À l’aulne ce schéma « classique », l’Occident vieillit, c’est inévitable, et perd l’hégémonie dont il a bénéficié pendant des siècles. Sa supériorité économique n’est plus, sa supériorité militaire est remise en question, sa culture n’est plus proéminente et ses valeurs encore toutes chrétiennes sont remises en question de l’extérieur et de l’intérieur par d’autres civilisations (musulmane, chinoise) qui semblent renaitre de leurs cendres, après ce long sommeil dont nous parle Braudel.
Dans les nombreux livres et articles qui lui sont consacrés, la renaissance chinoise évoque plus de respect que de crainte. Elle est lointaine géographiquement (les Chinois immigrent relativement peu) et surtout elle est principalement économique, s’intégrant ainsi dans une civilisation universelle sur laquelle nous allons revenir. En ce sens une possible hégémonie militaire chinoise ne déclenche pas les angoisses provoquées par la renaissance de la civilisation musulmane (perçue à tort comme monolithique).
Certains, comme Mark Steyn, Dans son livre au titre évocateur : America Alone: The End of the World As We Know It, compare la croissance de la population musulmane au sein de l’Europe à un génocide[16] [17]. Selon lui, L’Europe, faute de s’être reproduite sera envahie démographiquement. L’Amérique est le seul espoir de survie de la civilisation.
Ce à quoi Patrick J. Buchanan’s dans un livre au titre tout aussi évocateur The Death of the West lui répond que les États-Unis affaiblis par les débordements de leur melting pot ne pourront pas prendre la relève et sont voués au même sort.[18] Les « barbares » inassimilables (de race et religion différentes) et en grand nombre sont dans la cité et aux portes de la cité, laquelle est aujourd’hui incapable de maintenir son hégémonie et intégrer dans sa culture une immigration sauvage venue du tiers monde.
De fait si on s’en tient aux seuls indicateurs démographiques, il est indéniable que l’Occident est dépassé. Au début du XVème siècle l’Europe et l’Amérique du Nord représentaient (à l’estimé) % de la population mondiale, aujourd’hui elles ne représentent plus que 11.3% et 5.1%. (Allant à la baisse).

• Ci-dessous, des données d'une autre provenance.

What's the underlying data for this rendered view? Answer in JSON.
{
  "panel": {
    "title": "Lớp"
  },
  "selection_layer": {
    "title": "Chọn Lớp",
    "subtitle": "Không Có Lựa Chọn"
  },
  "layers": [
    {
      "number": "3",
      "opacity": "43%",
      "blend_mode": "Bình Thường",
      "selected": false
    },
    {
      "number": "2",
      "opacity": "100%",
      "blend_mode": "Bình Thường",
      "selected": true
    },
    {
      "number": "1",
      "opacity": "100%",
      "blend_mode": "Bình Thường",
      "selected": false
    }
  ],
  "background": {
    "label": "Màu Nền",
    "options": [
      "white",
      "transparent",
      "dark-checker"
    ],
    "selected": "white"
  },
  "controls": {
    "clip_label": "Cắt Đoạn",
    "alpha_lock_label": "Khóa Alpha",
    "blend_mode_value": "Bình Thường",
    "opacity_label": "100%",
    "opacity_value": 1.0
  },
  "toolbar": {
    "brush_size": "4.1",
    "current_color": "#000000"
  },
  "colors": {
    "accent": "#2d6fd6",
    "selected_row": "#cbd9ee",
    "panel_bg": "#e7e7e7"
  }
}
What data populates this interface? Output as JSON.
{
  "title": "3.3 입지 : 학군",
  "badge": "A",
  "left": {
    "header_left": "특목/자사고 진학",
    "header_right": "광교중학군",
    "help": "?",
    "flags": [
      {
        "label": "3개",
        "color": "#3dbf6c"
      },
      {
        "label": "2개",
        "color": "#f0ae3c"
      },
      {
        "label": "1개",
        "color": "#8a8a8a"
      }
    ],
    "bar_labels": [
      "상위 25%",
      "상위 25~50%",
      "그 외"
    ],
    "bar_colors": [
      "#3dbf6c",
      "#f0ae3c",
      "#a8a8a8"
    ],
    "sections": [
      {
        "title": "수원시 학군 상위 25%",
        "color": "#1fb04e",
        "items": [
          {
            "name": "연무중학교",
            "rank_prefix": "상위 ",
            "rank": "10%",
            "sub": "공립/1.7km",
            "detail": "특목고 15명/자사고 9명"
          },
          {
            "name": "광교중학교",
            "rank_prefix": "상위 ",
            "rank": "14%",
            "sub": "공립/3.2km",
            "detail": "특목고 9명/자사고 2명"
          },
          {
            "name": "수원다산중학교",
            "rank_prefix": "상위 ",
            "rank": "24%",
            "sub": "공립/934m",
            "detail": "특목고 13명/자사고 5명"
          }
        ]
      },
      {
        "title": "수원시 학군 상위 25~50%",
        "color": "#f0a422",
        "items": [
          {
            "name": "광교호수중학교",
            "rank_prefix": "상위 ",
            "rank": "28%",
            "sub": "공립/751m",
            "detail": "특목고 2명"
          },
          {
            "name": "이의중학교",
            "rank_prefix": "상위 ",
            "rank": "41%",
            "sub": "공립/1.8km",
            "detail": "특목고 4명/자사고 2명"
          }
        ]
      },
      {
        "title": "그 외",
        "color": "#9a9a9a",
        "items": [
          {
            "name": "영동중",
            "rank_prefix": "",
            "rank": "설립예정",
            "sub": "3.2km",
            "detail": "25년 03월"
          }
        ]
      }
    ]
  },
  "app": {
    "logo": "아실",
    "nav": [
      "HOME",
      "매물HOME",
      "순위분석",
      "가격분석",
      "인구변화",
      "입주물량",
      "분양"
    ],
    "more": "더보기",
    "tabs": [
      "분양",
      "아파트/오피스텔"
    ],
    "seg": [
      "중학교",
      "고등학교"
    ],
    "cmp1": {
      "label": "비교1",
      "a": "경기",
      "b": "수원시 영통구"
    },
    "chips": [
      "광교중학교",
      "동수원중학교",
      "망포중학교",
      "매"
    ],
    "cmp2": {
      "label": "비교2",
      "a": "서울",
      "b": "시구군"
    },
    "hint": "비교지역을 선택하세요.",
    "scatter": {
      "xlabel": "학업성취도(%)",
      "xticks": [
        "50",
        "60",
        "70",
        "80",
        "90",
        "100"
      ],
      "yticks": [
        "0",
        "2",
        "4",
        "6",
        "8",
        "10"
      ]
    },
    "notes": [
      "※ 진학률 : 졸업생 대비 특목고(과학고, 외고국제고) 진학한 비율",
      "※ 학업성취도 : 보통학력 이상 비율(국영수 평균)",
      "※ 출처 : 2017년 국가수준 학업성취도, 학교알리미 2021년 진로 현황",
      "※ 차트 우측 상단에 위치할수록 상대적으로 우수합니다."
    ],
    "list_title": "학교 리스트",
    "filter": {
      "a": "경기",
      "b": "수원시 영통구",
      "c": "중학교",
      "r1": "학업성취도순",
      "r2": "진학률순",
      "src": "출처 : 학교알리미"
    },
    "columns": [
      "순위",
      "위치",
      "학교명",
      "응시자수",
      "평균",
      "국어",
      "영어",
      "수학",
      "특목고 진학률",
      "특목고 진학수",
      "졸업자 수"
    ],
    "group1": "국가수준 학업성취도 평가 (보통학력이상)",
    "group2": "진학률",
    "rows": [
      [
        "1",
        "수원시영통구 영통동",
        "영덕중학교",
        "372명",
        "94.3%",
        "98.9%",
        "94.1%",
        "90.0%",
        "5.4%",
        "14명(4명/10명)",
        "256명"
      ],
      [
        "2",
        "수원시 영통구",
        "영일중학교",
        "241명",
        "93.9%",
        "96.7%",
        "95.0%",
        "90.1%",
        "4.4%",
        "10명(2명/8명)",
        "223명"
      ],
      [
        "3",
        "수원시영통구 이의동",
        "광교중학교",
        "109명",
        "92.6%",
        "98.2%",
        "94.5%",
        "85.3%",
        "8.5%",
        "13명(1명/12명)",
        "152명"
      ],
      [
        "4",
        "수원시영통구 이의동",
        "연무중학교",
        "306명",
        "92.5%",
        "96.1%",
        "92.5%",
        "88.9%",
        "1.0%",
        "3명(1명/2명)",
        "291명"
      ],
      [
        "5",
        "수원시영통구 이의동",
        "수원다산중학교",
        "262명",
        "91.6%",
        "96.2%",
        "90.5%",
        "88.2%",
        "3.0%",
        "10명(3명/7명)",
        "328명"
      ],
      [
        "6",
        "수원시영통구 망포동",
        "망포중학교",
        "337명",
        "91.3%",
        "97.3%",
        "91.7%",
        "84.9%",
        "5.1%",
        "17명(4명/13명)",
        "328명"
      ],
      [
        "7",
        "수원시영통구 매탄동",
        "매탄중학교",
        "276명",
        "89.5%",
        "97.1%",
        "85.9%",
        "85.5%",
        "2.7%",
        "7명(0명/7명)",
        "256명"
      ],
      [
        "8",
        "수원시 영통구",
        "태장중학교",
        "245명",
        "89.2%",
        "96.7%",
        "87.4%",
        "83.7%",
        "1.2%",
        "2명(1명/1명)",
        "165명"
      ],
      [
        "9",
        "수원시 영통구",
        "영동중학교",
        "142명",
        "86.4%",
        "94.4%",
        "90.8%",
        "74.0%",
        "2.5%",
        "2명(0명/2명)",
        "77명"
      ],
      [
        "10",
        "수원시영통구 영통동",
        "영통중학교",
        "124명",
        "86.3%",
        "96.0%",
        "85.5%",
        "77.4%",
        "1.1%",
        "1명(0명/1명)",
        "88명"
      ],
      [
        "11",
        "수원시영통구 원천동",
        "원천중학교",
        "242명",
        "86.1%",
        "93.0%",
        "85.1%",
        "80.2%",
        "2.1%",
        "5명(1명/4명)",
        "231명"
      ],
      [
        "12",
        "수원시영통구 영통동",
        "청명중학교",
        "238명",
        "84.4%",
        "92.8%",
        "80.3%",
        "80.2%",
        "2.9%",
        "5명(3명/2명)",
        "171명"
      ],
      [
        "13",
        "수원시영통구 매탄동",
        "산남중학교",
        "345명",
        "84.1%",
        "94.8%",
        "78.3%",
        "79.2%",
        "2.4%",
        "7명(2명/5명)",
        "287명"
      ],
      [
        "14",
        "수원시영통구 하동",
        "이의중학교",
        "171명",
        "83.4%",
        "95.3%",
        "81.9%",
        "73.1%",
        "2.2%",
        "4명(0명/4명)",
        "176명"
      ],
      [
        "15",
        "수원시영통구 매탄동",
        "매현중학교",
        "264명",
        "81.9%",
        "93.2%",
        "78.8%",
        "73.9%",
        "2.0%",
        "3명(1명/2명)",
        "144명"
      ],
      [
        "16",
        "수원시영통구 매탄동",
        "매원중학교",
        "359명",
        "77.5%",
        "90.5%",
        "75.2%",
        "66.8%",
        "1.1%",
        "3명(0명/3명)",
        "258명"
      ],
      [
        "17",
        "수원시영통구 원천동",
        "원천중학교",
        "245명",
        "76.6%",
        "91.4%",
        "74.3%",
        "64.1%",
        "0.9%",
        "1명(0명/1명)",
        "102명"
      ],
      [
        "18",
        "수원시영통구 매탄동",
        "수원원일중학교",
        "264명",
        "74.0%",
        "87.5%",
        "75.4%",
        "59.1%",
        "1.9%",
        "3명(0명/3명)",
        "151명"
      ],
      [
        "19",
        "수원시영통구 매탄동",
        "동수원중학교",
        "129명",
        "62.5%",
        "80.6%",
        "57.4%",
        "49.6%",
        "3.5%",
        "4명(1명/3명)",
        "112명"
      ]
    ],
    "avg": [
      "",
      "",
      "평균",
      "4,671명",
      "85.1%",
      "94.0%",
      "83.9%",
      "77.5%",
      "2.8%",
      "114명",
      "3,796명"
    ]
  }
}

À l’interne, les immigrants du tiers monde et populations musulmanes dont la présence était statistiquement négligeable au début du XXème siècle, représentent plus d’un dixième de la population française. Passons au Canada ou on l’on sort du religieux et désigne l’étranger par le terme plus vague terme controversé de « minorité visible » : En 2001, près de 4 millions de personnes au Canada s’étaient identifiées comme étant des membres des minorités visibles, ce qui constitue 13,4 % de l’ensemble de la population. Cette proportion a augmenté de façon constante au cours des vingt dernières années. En 1981, les 1,1 million de membres des minorités visibles formaient 4,7 % de la population totale. Ce n’est qu’un début car la population de minorités visibles croît beaucoup plus rapidement que l’ensemble de la population.[19] On projette que dans 5 ans les minorités visibles de Toronto seront majorité, un changement rapide s’il en est puisqu’elles étaient encore « invisibles » démographiquement parlant en 1950.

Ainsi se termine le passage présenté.